As part of my self-study in scripting and Linux, I worked on a challenge designed to test my Bash skills. A prompt asked me to create a script that could scan a directory, identify sensitive or large files, and archive the results with clear logging and output.

I didn’t come up with the idea, but I did write all the Bash code myself, structured the logic, tested the behavior, and refined it until it worked reliably.

Below is me using my script.


What the Script Does

The script (audit_backup.sh) combines a few core tasks:

1. Find the Largest Files

find "$target_dir" -type f -exec du -h {} + | sort -rh | head -5 > logs/largest_files.txt

This scans the target directory, lists file sizes, sorts them in human-readable format, and logs the top 5 largest files.

2. Identify Potentially Sensitive Files

find "$target_dir" \( -size +1M -o -name "*.log" -o -name "*.key" \) | grep -vi 'debug' > logs/findings.txt

This flags files over 1MB or with .log / .key extensions, then excludes any paths containing “debug” (case-insensitive) to keep noisy debug logs out of the results. The filtered list is saved to logs/findings.txt.

3. Create a Clean Archive

# Default (preserves full path)
tar --exclude='*.bin' -czf "archive/$(basename "$target_dir")-$timestamp.tar.gz" "$target_dir"

# Alternative (flatter archive, no full path)  
# tar --exclude='*.bin' -czf "archive/$(basename "$target_dir")-$timestamp.tar.gz" \
#   -C "$(dirname "$target_dir")" "$(basename "$target_dir")"

This compresses the directory into a timestamped archive while excluding .bin files. A commented-out alternative is also included, letting you choose whether to preserve the original directory path or not.

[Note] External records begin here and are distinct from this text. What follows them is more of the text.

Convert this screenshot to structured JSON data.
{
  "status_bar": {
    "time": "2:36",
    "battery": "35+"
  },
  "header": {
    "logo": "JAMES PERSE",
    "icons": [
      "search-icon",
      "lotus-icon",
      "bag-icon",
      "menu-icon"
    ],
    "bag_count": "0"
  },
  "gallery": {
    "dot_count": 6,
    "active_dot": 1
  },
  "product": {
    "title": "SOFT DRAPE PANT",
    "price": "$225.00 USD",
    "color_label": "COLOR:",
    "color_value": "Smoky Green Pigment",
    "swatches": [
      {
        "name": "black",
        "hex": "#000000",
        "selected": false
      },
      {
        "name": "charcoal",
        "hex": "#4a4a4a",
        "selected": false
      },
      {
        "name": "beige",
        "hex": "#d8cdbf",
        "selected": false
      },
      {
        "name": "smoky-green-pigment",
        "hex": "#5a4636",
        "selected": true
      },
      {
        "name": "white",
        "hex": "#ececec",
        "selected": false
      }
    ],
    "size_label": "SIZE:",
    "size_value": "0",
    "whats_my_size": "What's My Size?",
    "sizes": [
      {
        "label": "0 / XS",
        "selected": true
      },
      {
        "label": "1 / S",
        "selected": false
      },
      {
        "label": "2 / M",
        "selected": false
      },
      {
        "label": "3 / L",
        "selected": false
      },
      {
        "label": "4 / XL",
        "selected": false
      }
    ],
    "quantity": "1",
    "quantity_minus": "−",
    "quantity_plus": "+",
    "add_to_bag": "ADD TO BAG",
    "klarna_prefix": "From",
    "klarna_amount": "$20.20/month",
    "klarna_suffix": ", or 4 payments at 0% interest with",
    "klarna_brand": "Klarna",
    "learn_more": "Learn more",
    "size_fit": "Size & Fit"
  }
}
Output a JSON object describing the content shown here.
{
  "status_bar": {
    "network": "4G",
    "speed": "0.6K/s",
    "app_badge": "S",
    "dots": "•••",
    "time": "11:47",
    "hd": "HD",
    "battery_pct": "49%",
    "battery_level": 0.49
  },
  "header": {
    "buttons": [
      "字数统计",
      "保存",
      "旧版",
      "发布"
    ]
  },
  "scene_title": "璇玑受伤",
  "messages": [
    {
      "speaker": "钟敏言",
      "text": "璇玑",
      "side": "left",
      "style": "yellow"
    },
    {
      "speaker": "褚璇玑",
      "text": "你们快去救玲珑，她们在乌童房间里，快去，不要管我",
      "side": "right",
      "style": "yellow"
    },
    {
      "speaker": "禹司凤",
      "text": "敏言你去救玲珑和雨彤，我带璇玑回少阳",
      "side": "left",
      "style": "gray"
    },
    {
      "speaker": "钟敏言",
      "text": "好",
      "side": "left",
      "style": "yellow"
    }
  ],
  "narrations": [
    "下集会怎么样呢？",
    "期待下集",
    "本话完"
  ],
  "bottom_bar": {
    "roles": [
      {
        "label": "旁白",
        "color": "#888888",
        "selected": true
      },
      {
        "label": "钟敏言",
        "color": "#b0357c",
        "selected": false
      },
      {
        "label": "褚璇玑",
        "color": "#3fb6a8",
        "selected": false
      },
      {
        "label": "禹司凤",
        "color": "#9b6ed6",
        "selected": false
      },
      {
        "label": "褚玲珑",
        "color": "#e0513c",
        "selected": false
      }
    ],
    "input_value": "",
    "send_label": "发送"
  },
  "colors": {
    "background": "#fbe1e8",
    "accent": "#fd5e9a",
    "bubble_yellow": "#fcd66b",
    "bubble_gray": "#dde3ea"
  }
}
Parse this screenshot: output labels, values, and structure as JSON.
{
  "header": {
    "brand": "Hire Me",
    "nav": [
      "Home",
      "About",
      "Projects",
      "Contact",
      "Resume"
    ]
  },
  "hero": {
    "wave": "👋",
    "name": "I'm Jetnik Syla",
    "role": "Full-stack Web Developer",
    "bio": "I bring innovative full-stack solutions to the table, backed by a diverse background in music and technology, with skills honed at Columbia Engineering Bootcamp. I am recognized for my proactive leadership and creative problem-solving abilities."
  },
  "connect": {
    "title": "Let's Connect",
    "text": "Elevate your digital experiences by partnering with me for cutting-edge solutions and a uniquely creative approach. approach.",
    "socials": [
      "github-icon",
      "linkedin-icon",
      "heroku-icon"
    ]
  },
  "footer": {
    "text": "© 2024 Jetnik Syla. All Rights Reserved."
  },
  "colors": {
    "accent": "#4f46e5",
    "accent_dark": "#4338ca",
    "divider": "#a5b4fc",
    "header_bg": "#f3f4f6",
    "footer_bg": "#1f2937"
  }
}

below is me using my script with the alternative on a different directory

4. Log Disk Usage Summary

{
    echo "Disk usage of target folder:"
    du -sh "$target_dir"
    echo
    echo "Available disk space on system:"
    df -h /
} > logs/summary.txt

This logs both the folder’s total size and the system’s available disk space, giving quick context for storage health.


Purpose of the Exercise

This project was about applying the Bash skills I had been learning:

  • Writing modular, readable scripts
  • Using core commands effectively (find, du, grep, tar, df)
  • Building automation with proper logging
  • Thinking practically about how simple scripts can help with audits and backups

What I Learned

  • How to combine arguments, variables, and pipes to make Bash scripts more powerful.
  • The importance of filtering output with tools like grep -v to ignore noise (such as DEBUG files).
  • Why including options (like the two tar methods) makes scripts more flexible.
  • That even small automation scripts can make system administration tasks faster and more reliable.

Final Thoughts

Through this project I sharpened my skills on arguments, variables, and pipes—essentials in automation—and strengthened both my confidence and competence in Bash.